If I’m starting to sound like an Apple ad, I apologize, but I really am shocked at how easy it is to get my digital life in order using Apple’s system of products and software. The elegant and beautiful industrial design doesn’t hurt, of course, as well as the new quiet I can enjoy without the usual fans whirring away all the time. I can see how the cultists can bow down at Sir Steven’s feet, awaiting every new product launch, and snapping them up as quickly as Apple can make them. If you’ve been using an iPod, and you appreciate its elegance and simplicity and ease of use, all of that just passes through into Appleland.
There’s a price to pay, of course, and it’s the lack of openness in the world. It does feel a little like having a tight jacket applied over one’s comfy pajamas. It’s weird losing complete and simple access to everything in the computer’s innards. OS-X may be more simple and elegant, but like some of Apple’s ideas about simplicity and elegance (hello, right-click?), sometimes it’s too simple.
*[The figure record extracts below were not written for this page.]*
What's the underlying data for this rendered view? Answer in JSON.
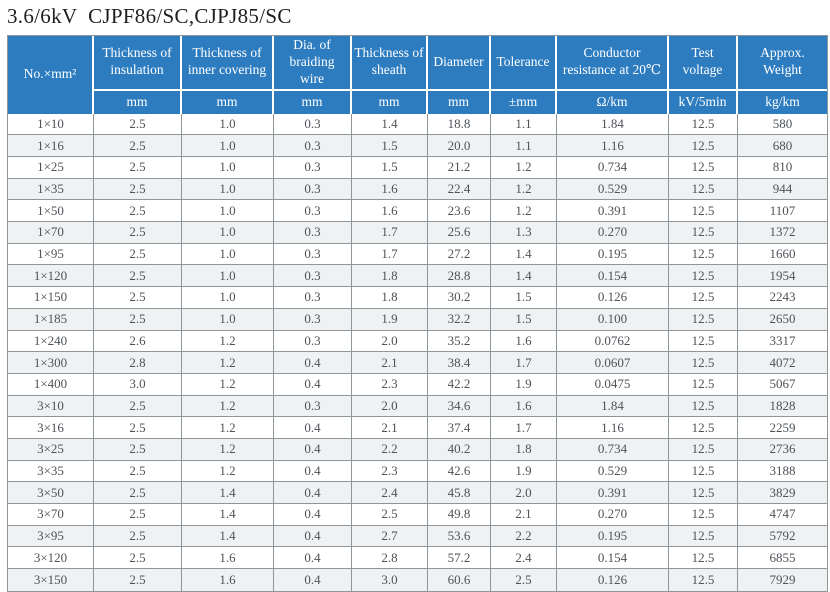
{
  "title": "3.6/6kV  CJPF86/SC,CJPJ85/SC",
  "colors": {
    "header_bg": "#2d7cbf",
    "header_text": "#ffffff",
    "row_alt_bg": "#f0f1f2",
    "border": "#8f9699",
    "body_text": "#4e5358",
    "title_text": "#1f1f1f"
  },
  "table": {
    "columns": [
      {
        "label": "No.×mm²"
      },
      {
        "label": "Thickness of insulation",
        "unit": "mm"
      },
      {
        "label": "Thickness of inner covering",
        "unit": "mm"
      },
      {
        "label": "Dia. of braiding wire",
        "unit": "mm"
      },
      {
        "label": "Thickness of sheath",
        "unit": "mm"
      },
      {
        "label": "Diameter",
        "unit": "mm"
      },
      {
        "label": "Tolerance",
        "unit": "±mm"
      },
      {
        "label": "Conductor resistance at 20℃",
        "unit": "Ω/km"
      },
      {
        "label": "Test voltage",
        "unit": "kV/5min"
      },
      {
        "label": "Approx. Weight",
        "unit": "kg/km"
      }
    ],
    "rows": [
      [
        "1×10",
        "2.5",
        "1.0",
        "0.3",
        "1.4",
        "18.8",
        "1.1",
        "1.84",
        "12.5",
        "580"
      ],
      [
        "1×16",
        "2.5",
        "1.0",
        "0.3",
        "1.5",
        "20.0",
        "1.1",
        "1.16",
        "12.5",
        "680"
      ],
      [
        "1×25",
        "2.5",
        "1.0",
        "0.3",
        "1.5",
        "21.2",
        "1.2",
        "0.734",
        "12.5",
        "810"
      ],
      [
        "1×35",
        "2.5",
        "1.0",
        "0.3",
        "1.6",
        "22.4",
        "1.2",
        "0.529",
        "12.5",
        "944"
      ],
      [
        "1×50",
        "2.5",
        "1.0",
        "0.3",
        "1.6",
        "23.6",
        "1.2",
        "0.391",
        "12.5",
        "1107"
      ],
      [
        "1×70",
        "2.5",
        "1.0",
        "0.3",
        "1.7",
        "25.6",
        "1.3",
        "0.270",
        "12.5",
        "1372"
      ],
      [
        "1×95",
        "2.5",
        "1.0",
        "0.3",
        "1.7",
        "27.2",
        "1.4",
        "0.195",
        "12.5",
        "1660"
      ],
      [
        "1×120",
        "2.5",
        "1.0",
        "0.3",
        "1.8",
        "28.8",
        "1.4",
        "0.154",
        "12.5",
        "1954"
      ],
      [
        "1×150",
        "2.5",
        "1.0",
        "0.3",
        "1.8",
        "30.2",
        "1.5",
        "0.126",
        "12.5",
        "2243"
      ],
      [
        "1×185",
        "2.5",
        "1.0",
        "0.3",
        "1.9",
        "32.2",
        "1.5",
        "0.100",
        "12.5",
        "2650"
      ],
      [
        "1×240",
        "2.6",
        "1.2",
        "0.3",
        "2.0",
        "35.2",
        "1.6",
        "0.0762",
        "12.5",
        "3317"
      ],
      [
        "1×300",
        "2.8",
        "1.2",
        "0.4",
        "2.1",
        "38.4",
        "1.7",
        "0.0607",
        "12.5",
        "4072"
      ],
      [
        "1×400",
        "3.0",
        "1.2",
        "0.4",
        "2.3",
        "42.2",
        "1.9",
        "0.0475",
        "12.5",
        "5067"
      ],
      [
        "3×10",
        "2.5",
        "1.2",
        "0.3",
        "2.0",
        "34.6",
        "1.6",
        "1.84",
        "12.5",
        "1828"
      ],
      [
        "3×16",
        "2.5",
        "1.2",
        "0.4",
        "2.1",
        "37.4",
        "1.7",
        "1.16",
        "12.5",
        "2259"
      ],
      [
        "3×25",
        "2.5",
        "1.2",
        "0.4",
        "2.2",
        "40.2",
        "1.8",
        "0.734",
        "12.5",
        "2736"
      ],
      [
        "3×35",
        "2.5",
        "1.2",
        "0.4",
        "2.3",
        "42.6",
        "1.9",
        "0.529",
        "12.5",
        "3188"
      ],
      [
        "3×50",
        "2.5",
        "1.4",
        "0.4",
        "2.4",
        "45.8",
        "2.0",
        "0.391",
        "12.5",
        "3829"
      ],
      [
        "3×70",
        "2.5",
        "1.4",
        "0.4",
        "2.5",
        "49.8",
        "2.1",
        "0.270",
        "12.5",
        "4747"
      ],
      [
        "3×95",
        "2.5",
        "1.4",
        "0.4",
        "2.7",
        "53.6",
        "2.2",
        "0.195",
        "12.5",
        "5792"
      ],
      [
        "3×120",
        "2.5",
        "1.6",
        "0.4",
        "2.8",
        "57.2",
        "2.4",
        "0.154",
        "12.5",
        "6855"
      ],
      [
        "3×150",
        "2.5",
        "1.6",
        "0.4",
        "3.0",
        "60.6",
        "2.5",
        "0.126",
        "12.5",
        "7929"
      ]
    ]
  }
}
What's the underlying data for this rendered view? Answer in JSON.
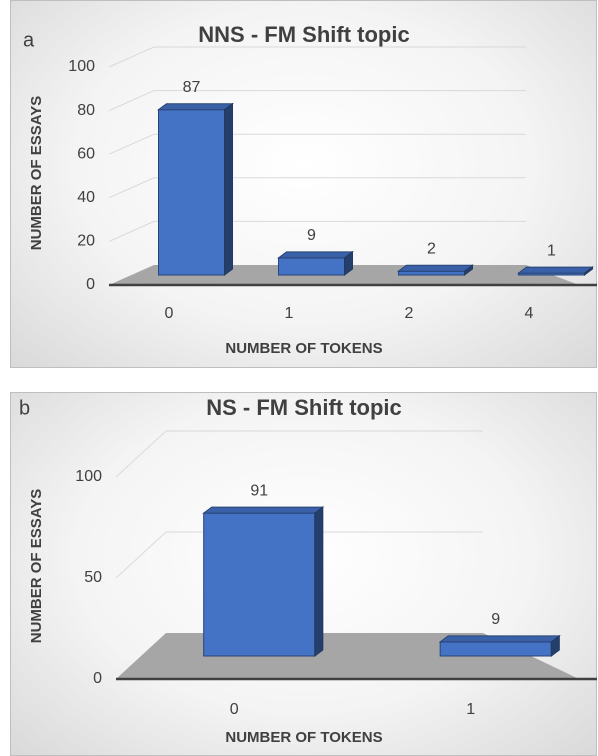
{
  "chart_data": [
    {
      "type": "bar3d",
      "panel_label": "a",
      "title": "NNS - FM Shift topic",
      "x_label": "NUMBER OF TOKENS",
      "y_label": "NUMBER OF ESSAYS",
      "categories": [
        "0",
        "1",
        "2",
        "4"
      ],
      "values": [
        87,
        9,
        2,
        1
      ],
      "color": "#4472c4",
      "ylim": [
        0,
        100
      ],
      "yticks": [
        0,
        20,
        40,
        60,
        80,
        100
      ],
      "grid": true
    },
    {
      "type": "bar3d",
      "panel_label": "b",
      "title": "NS - FM Shift topic",
      "x_label": "NUMBER OF TOKENS",
      "y_label": "NUMBER OF ESSAYS",
      "categories": [
        "0",
        "1"
      ],
      "values": [
        91,
        9
      ],
      "color": "#4472c4",
      "ylim": [
        0,
        100
      ],
      "yticks": [
        0,
        50,
        100
      ],
      "grid": true
    }
  ]
}
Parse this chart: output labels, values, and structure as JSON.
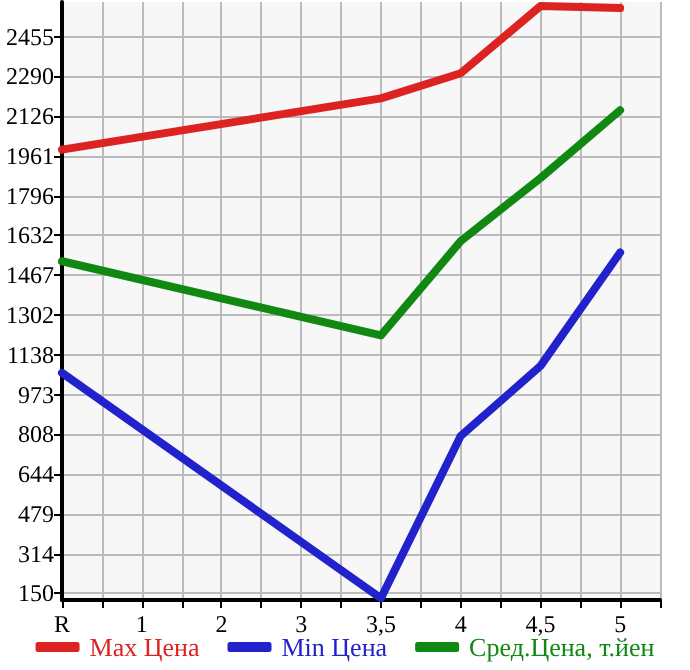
{
  "chart_data": {
    "type": "line",
    "categories": [
      "R",
      "1",
      "2",
      "3",
      "3,5",
      "4",
      "4,5",
      "5"
    ],
    "series": [
      {
        "name": "Max Цена",
        "color": "#dd2222",
        "values": [
          1987,
          null,
          null,
          null,
          2199,
          2303,
          2581,
          2573
        ]
      },
      {
        "name": "Min Цена",
        "color": "#2222cc",
        "values": [
          1063,
          null,
          null,
          null,
          130,
          802,
          1091,
          1561
        ]
      },
      {
        "name": "Сред.Цена, т.йен",
        "color": "#118811",
        "values": [
          1525,
          null,
          null,
          null,
          1218,
          1608,
          1869,
          2150
        ]
      }
    ],
    "ylim": [
      123,
      2598
    ],
    "yticks": [
      150,
      314,
      479,
      644,
      808,
      973,
      1138,
      1302,
      1467,
      1632,
      1796,
      1961,
      2126,
      2290,
      2455
    ],
    "grid": true,
    "legend": "bottom",
    "marker": "none",
    "line_style": "solid"
  }
}
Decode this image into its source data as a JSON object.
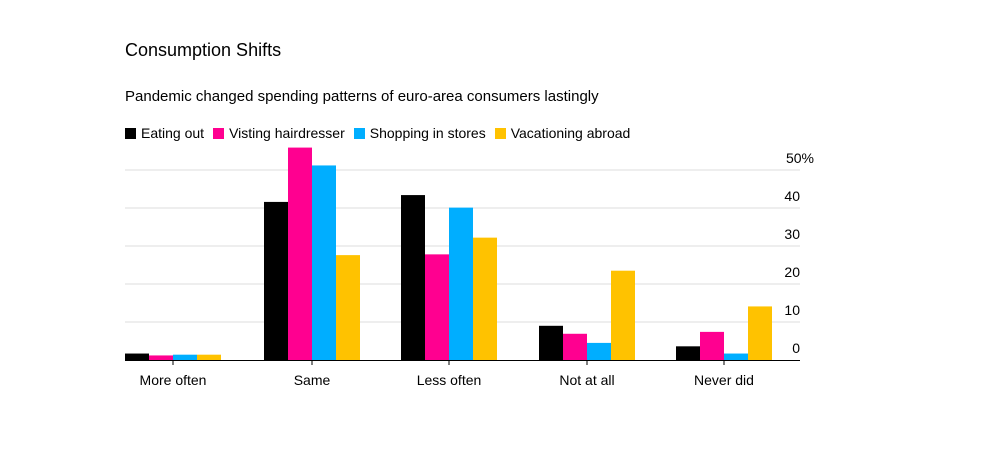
{
  "chart_data": {
    "type": "bar",
    "title": "Consumption Shifts",
    "subtitle": "Pandemic changed spending patterns of euro-area consumers lastingly",
    "xlabel": "",
    "ylabel": "",
    "categories": [
      "More often",
      "Same",
      "Less often",
      "Not at all",
      "Never did"
    ],
    "series": [
      {
        "name": "Eating out",
        "color": "#000000",
        "values": [
          1.7,
          41.6,
          43.4,
          9.0,
          3.6
        ]
      },
      {
        "name": "Visting hairdresser",
        "color": "#ff0090",
        "values": [
          1.2,
          55.9,
          27.8,
          6.9,
          7.4
        ]
      },
      {
        "name": "Shopping in stores",
        "color": "#00aeff",
        "values": [
          1.4,
          51.2,
          40.1,
          4.5,
          1.7
        ]
      },
      {
        "name": "Vacationing abroad",
        "color": "#ffc200",
        "values": [
          1.4,
          27.6,
          32.2,
          23.5,
          14.1
        ]
      }
    ],
    "ylim": [
      0,
      50
    ],
    "yticks": [
      0,
      10,
      20,
      30,
      40,
      50
    ],
    "ytick_labels": [
      "0",
      "10",
      "20",
      "30",
      "40",
      "50%"
    ],
    "yaxis_position": "right",
    "grid": true,
    "legend_position": "top-left"
  }
}
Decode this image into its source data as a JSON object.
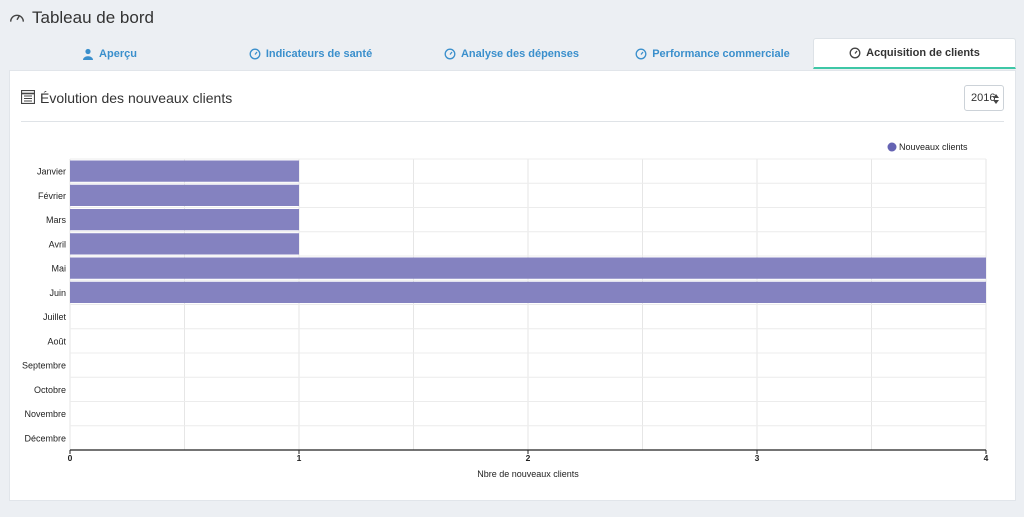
{
  "header": {
    "title": "Tableau de bord"
  },
  "tabs": [
    {
      "label": "Aperçu",
      "icon": "user-icon",
      "active": false
    },
    {
      "label": "Indicateurs de santé",
      "icon": "gauge-icon",
      "active": false
    },
    {
      "label": "Analyse des dépenses",
      "icon": "gauge-icon",
      "active": false
    },
    {
      "label": "Performance commerciale",
      "icon": "gauge-icon",
      "active": false
    },
    {
      "label": "Acquisition de clients",
      "icon": "gauge-icon",
      "active": true
    }
  ],
  "panel": {
    "title": "Évolution des nouveaux clients",
    "year_value": "2016"
  },
  "colors": {
    "accent": "#3a8fcc",
    "active_underline": "#3ec7a6",
    "bar": "#8482c0",
    "legend_dot": "#6563b3"
  },
  "chart_data": {
    "type": "bar",
    "orientation": "horizontal",
    "categories": [
      "Janvier",
      "Février",
      "Mars",
      "Avril",
      "Mai",
      "Juin",
      "Juillet",
      "Août",
      "Septembre",
      "Octobre",
      "Novembre",
      "Décembre"
    ],
    "series": [
      {
        "name": "Nouveaux clients",
        "values": [
          1,
          1,
          1,
          1,
          4,
          4,
          0,
          0,
          0,
          0,
          0,
          0
        ]
      }
    ],
    "xlabel": "Nbre de nouveaux clients",
    "xlim": [
      0,
      4
    ],
    "xticks": [
      "0",
      "1",
      "2",
      "3",
      "4"
    ],
    "grid": true,
    "legend_position": "top-right"
  }
}
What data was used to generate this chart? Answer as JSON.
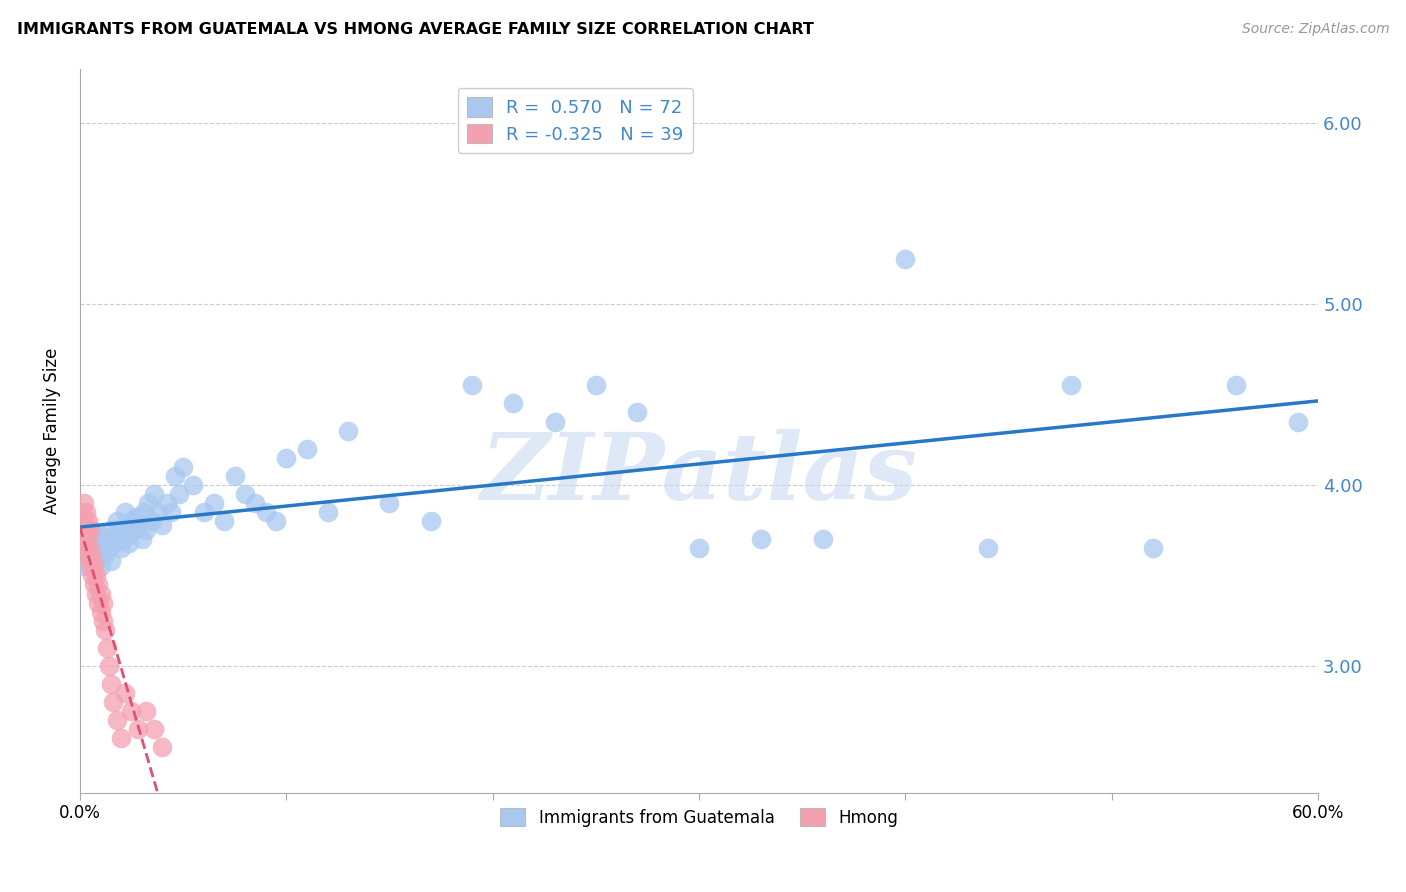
{
  "title": "IMMIGRANTS FROM GUATEMALA VS HMONG AVERAGE FAMILY SIZE CORRELATION CHART",
  "source": "Source: ZipAtlas.com",
  "ylabel": "Average Family Size",
  "xlim": [
    0.0,
    0.6
  ],
  "ylim": [
    2.3,
    6.3
  ],
  "yticks": [
    3.0,
    4.0,
    5.0,
    6.0
  ],
  "xticks": [
    0.0,
    0.1,
    0.2,
    0.3,
    0.4,
    0.5,
    0.6
  ],
  "xticklabels": [
    "0.0%",
    "",
    "",
    "",
    "",
    "",
    "60.0%"
  ],
  "yticklabels_right": [
    "3.00",
    "4.00",
    "5.00",
    "6.00"
  ],
  "R_blue": 0.57,
  "N_blue": 72,
  "R_pink": -0.325,
  "N_pink": 39,
  "blue_color": "#a8c8f0",
  "pink_color": "#f4a0b0",
  "blue_line_color": "#2878c8",
  "pink_line_color": "#e05070",
  "right_axis_color": "#4488cc",
  "legend_num_color": "#4488cc",
  "watermark_color": "#c8daf0",
  "watermark": "ZIPatlas",
  "legend_label_blue": "Immigrants from Guatemala",
  "legend_label_pink": "Hmong",
  "blue_scatter_x": [
    0.002,
    0.003,
    0.004,
    0.005,
    0.006,
    0.007,
    0.008,
    0.009,
    0.01,
    0.01,
    0.011,
    0.012,
    0.013,
    0.014,
    0.015,
    0.015,
    0.016,
    0.017,
    0.018,
    0.019,
    0.02,
    0.021,
    0.022,
    0.022,
    0.023,
    0.024,
    0.025,
    0.026,
    0.027,
    0.028,
    0.03,
    0.031,
    0.032,
    0.033,
    0.035,
    0.036,
    0.038,
    0.04,
    0.042,
    0.044,
    0.046,
    0.048,
    0.05,
    0.055,
    0.06,
    0.065,
    0.07,
    0.075,
    0.08,
    0.085,
    0.09,
    0.095,
    0.1,
    0.11,
    0.12,
    0.13,
    0.15,
    0.17,
    0.19,
    0.21,
    0.23,
    0.25,
    0.27,
    0.3,
    0.33,
    0.36,
    0.4,
    0.44,
    0.48,
    0.52,
    0.56,
    0.59
  ],
  "blue_scatter_y": [
    3.55,
    3.7,
    3.65,
    3.6,
    3.75,
    3.6,
    3.7,
    3.65,
    3.55,
    3.72,
    3.68,
    3.62,
    3.7,
    3.65,
    3.75,
    3.58,
    3.72,
    3.68,
    3.8,
    3.75,
    3.65,
    3.7,
    3.75,
    3.85,
    3.72,
    3.68,
    3.8,
    3.75,
    3.82,
    3.78,
    3.7,
    3.85,
    3.75,
    3.9,
    3.8,
    3.95,
    3.85,
    3.78,
    3.9,
    3.85,
    4.05,
    3.95,
    4.1,
    4.0,
    3.85,
    3.9,
    3.8,
    4.05,
    3.95,
    3.9,
    3.85,
    3.8,
    4.15,
    4.2,
    3.85,
    4.3,
    3.9,
    3.8,
    4.55,
    4.45,
    4.35,
    4.55,
    4.4,
    3.65,
    3.7,
    3.7,
    5.25,
    3.65,
    4.55,
    3.65,
    4.55,
    4.35
  ],
  "pink_scatter_x": [
    0.001,
    0.001,
    0.002,
    0.002,
    0.002,
    0.003,
    0.003,
    0.003,
    0.004,
    0.004,
    0.004,
    0.005,
    0.005,
    0.005,
    0.006,
    0.006,
    0.007,
    0.007,
    0.008,
    0.008,
    0.009,
    0.009,
    0.01,
    0.01,
    0.011,
    0.011,
    0.012,
    0.013,
    0.014,
    0.015,
    0.016,
    0.018,
    0.02,
    0.022,
    0.025,
    0.028,
    0.032,
    0.036,
    0.04
  ],
  "pink_scatter_y": [
    3.85,
    3.75,
    3.8,
    3.7,
    3.9,
    3.75,
    3.65,
    3.85,
    3.7,
    3.6,
    3.8,
    3.65,
    3.55,
    3.75,
    3.6,
    3.5,
    3.55,
    3.45,
    3.5,
    3.4,
    3.35,
    3.45,
    3.3,
    3.4,
    3.25,
    3.35,
    3.2,
    3.1,
    3.0,
    2.9,
    2.8,
    2.7,
    2.6,
    2.85,
    2.75,
    2.65,
    2.75,
    2.65,
    2.55
  ]
}
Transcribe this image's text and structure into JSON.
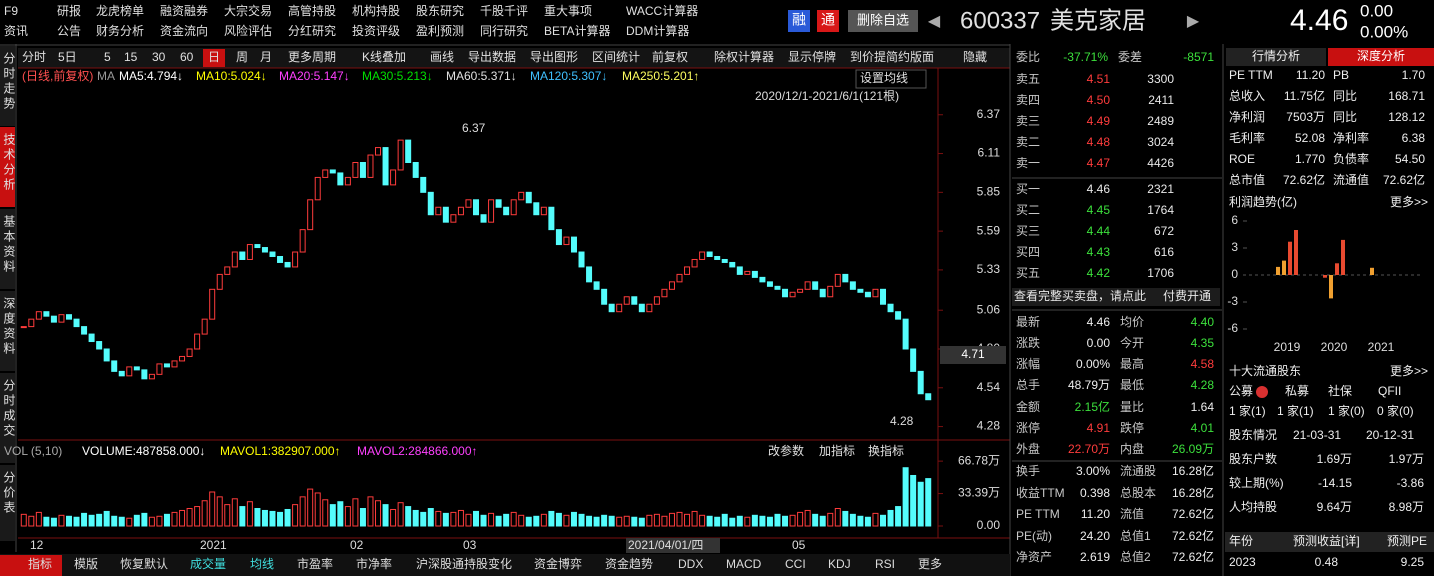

All in all, and after all my internal trepidation about making the switch and also my weird and somewhat illogical fear of becoming a cult member — or even to be looked upon by others as a cult member, even by other cult members — I’m very happy in Appleland. I find that I don’t miss Windows at all, and when I start it up in Parellels it looks so… well… shoddy and pimped-out. I mean, why is Windows so… Windowsy? It’s trying so hard to be there, and now I realize I don’t want it in my way like that. I want it to provide the engine, but I don’t want to look at the engine, or sit in the engine. Don’t chrome it all up and stick so many cupholders on the dash and make everything just so… y’know… Windowsy. Take it down a notch or seven, Mr. Gates.
Just some advice from someone whose site looks like it was created in some overwrought Ajaxian nightmare. So, grain of salt and all that.